— Если так, то давайте выпьем за наше взаимопонимание! — Хриз ударил в ладоши, и не успел растаять звук хлопка, как появилась с подносом в руках блистающая украшениями красавица ромейка. На подносе стояли две золотые и несколько глиняных чаш. Одну золотую она подала Хризу, другую — своему отцу, Камице. Хриз и не взглянул на женщину, но отец благодарно кивнул дочери, украдкой легонько прикоснулся к ее руке. Он чувствовал себя виноватым перед ней. Если бы тогда Иванко не захватил его в плен, то сейчас он был бы одним из самых уважаемых людей в Царьграде[81], а она, его дочь — одной из самых знатных красавиц при дворе. Главное, она жила бы с мужей и детьми. А сейчас непонятно, кто она при этом коротконогом Добромире Хризе — то ли жена его, то ли наложница, то ли простая служанка.
Жизнь улыбалась дочери Камицы с первого дня. Отцовский дворец с садом вызывал зависть императорской знати. И в этом саду расцвела она, Ирина — светловолосая и нежная, как нарцисс. Ее детские и девичьи годы прошли среди суровых мужчин, которые привыкли умело орудовать мечом и грубовато ухаживать за женщинами. Она часто бывала в императорском дворце и во время торжеств сияла там молодостью и красотой.

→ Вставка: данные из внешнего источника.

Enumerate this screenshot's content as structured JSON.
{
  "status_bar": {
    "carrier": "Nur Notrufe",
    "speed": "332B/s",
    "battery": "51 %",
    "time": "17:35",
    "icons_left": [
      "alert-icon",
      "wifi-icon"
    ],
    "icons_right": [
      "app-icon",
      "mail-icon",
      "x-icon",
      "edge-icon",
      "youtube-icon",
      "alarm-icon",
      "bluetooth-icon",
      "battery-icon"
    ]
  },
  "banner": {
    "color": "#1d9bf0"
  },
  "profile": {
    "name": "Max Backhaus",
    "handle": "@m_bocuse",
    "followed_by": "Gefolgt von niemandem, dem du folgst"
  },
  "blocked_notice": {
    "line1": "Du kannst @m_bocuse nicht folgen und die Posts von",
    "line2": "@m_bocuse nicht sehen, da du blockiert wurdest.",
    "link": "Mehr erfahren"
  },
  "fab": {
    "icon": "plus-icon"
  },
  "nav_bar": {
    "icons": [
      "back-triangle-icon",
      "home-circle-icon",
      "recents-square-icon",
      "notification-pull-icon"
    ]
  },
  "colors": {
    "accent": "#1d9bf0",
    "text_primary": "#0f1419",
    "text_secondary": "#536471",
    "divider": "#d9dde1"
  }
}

Подруга дочерей василевса, она стала совладелицей их сердечных тайн. Она росла веселой и задорной. Смеялась звонко, от души. Но однажды смех ее вдруг умолк. Она сделалась задумчивой и грустной. Это случилось после того, как их дом посетил один из подчиненных ее отца — Феодосий. Он и унес с собой ее смех. Конечно, это заметила мать и рассказала отцу. Камица не имел ничего против того, чтобы отдать дочь за одного из своих самых верных и храбрых воинов. К тому же Феодосий был из древнего рода, корни которого уходили во времена первых Комнинов, и обладал несметными богатствами. И стоило Феодосию только заикнуться о женитьбе — Камица согласился. Свадьба была пышной, шумной. Две недели всадники ошалело скакали по улицам, а пьяные музыканты путали свадебные мелодии с сигналами боевой тревоги. Дошло до того, что в городе начали поговаривать: уж не скрывается ли за этой свадьбой военный заговор против василевса? По его распоряжению свадьба была прервана. Молодоженов отправили на кораблях в свадебное путешествие по Золотому Рогу, а потом в течение полугода они объезжали родовые имения Феодосия. Спустя некоторое время после их возвращения в Константинополь родился ребенок. Известие о пленении отца болгарами омрачило их радость, но любовь вспыхнула с новой силой. Тут вмешался василевс…
…Когда ее вызвали во дворец, она тревожно подумала: наверное, какие-то известия об отце! Плохие или добрые? Василевс только что вернулся из похода против Добромира Хриза, что он привез? Но когда она ступила в императорскую приемную, ей просто сообщили волю василевса: во имя благополучия государства она должна пожертвовать семьей: Алексей Ангел отправляет ее к Добромиру Хризу.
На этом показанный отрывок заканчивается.